だから、検証結果見せてよ♪・・えっ・・無いの!

・・つまり、ただのコンタミ「資料汚染」って事でしょ。

 

 

だから、最初の鑑定結果が間違っているんだぁ~!

なんだそれ?

 

 

高精度で最新のDNA鑑定の結果だから。

・・あのね・・

例をあげると、DNA抽出技術なら以前のマニュアルの方が高精度です。

ただ、検査者の“腕”に依存する事が多く、反証検査して同じならない場合もある。

だから、科学的検証に問題があるとされ、あえて使用されない方法もあるんです。

ですから、最新鑑定法がすべて高精度、という考えは間違えです。

 

 

大学の偉い先生が言うのだから。

・・え~とですね・・

法科学のDNAラボってどの位の検体を回しているか、ご存じですか?

~GENESIS Workstation 200~

(数多くの試料をあつかうためにはバイオ・ロボットは欠かせない)

(どんなに進化した最新装置でもコントロールは“人”、洗練された知識と技術が必要です)

 

アメリカのCSIや日本の科捜研の平均は“1日”に30-50検体前後

大型のForensic DNAラボでは“1日”に250検体を処理します。
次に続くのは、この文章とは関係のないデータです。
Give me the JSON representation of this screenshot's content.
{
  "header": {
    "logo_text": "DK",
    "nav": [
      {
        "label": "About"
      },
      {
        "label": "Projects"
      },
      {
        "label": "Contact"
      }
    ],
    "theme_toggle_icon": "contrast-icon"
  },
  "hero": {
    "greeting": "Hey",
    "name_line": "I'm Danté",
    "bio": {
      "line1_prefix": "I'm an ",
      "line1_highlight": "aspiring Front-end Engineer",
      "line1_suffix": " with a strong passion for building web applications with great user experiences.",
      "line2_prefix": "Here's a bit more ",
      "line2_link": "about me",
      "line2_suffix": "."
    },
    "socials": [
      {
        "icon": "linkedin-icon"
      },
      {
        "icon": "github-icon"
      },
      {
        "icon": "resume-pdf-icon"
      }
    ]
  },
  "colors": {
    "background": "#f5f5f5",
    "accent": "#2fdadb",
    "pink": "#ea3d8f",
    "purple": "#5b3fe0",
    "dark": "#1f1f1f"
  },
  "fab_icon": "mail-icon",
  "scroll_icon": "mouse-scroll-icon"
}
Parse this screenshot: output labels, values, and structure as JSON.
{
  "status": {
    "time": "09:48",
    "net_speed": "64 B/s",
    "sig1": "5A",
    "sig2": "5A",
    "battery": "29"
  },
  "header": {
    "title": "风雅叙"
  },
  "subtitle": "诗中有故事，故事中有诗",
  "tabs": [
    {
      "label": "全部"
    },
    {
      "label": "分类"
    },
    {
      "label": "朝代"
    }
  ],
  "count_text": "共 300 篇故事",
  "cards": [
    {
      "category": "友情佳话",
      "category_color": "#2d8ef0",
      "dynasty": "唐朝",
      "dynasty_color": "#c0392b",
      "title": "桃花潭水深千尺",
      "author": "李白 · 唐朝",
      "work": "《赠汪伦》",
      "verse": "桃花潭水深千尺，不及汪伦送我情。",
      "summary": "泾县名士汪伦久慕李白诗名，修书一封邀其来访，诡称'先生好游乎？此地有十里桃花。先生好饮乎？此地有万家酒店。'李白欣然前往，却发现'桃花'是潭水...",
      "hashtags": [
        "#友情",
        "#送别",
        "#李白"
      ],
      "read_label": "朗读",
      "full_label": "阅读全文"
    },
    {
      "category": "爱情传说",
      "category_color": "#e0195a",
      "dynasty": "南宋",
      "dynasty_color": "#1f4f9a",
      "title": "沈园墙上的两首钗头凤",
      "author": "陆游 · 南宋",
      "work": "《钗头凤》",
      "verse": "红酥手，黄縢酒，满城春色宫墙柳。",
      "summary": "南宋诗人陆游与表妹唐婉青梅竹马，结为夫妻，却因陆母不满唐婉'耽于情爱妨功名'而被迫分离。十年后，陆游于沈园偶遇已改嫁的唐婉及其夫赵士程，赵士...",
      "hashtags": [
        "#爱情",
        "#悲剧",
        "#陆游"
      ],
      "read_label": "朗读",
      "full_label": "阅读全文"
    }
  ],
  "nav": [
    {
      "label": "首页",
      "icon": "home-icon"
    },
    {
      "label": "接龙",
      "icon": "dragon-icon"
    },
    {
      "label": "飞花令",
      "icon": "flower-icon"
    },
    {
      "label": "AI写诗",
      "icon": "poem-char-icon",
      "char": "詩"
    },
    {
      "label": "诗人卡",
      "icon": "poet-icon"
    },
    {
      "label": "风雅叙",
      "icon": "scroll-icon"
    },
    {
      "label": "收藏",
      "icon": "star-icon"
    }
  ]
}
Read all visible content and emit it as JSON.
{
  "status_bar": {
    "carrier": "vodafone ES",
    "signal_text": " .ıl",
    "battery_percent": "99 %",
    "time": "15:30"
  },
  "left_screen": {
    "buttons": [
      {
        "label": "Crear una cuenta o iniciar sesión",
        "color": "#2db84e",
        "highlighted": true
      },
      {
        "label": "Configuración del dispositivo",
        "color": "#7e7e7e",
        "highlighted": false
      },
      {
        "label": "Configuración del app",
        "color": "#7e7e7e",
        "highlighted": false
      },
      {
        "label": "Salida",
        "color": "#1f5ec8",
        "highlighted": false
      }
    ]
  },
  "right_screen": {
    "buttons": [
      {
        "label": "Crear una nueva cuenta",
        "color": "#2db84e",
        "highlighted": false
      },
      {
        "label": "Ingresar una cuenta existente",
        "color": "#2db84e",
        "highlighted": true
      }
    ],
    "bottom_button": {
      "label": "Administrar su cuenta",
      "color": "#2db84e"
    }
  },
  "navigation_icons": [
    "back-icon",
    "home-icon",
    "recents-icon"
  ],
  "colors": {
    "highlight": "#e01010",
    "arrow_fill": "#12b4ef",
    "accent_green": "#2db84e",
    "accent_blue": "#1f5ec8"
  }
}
それもたった十数名で

 大学ラボの平均は、“1年間”に20-50検体程度、

高価なキット試薬のほとんが消費期限切れで廃棄されます。

 

技術的な経験値がまったく違うのが、お解りになりますか?

・・ですから、思いっきりピント外れてる先生も・・

 

 

人の話も聞けるのが経験豊富なProfessional、人の話し聞かないのが偉い先生

あなたなら、相談したいのなら、どっち?

 

 

 

 

 

このページの冒頭に書いた

科学的根拠とは、どんなに正しいと思われる事象であっても、何らかの意味を持ち、

この意味を示す事が出来なければ、科学的根拠とはなりえない。

 

この語は、師匠の「ヘンリー・リー博士」から毎度しつこく教え込まれた言葉です。

 

もし「リー博士」が受検し、まだ私が助手だったら・・

 

きっと、検出されなかった仮説を20件くらい用意し、

突然ラボに現れ・・

「君・・この仮説、すべて実験による科学的検証を行い、否定しなさい」

でええぇぇぇぇ~

 

違うDNAが出た・・

「君・・このDNA型、誰だか特定してきなさい。2-3名のコンタミの可能性も踏まえて」

ぎょぇぇぇぇぇ~

 

 

(たぶん倒れるな、きっと)

(これくらい平気で言う人だから)

 

 

とにかく証拠にこだわる先生で、否定も肯定も全て証拠を持って証明して行きます。

机上の空論は許さない! すべては証拠に語らせろ!

・・ と ・・

だから、一流の世界的法科学者と呼ばれるのです。

 

 

現在の日本では、仮説や推論が多く、証拠を軽んじる論争が多いように感じます。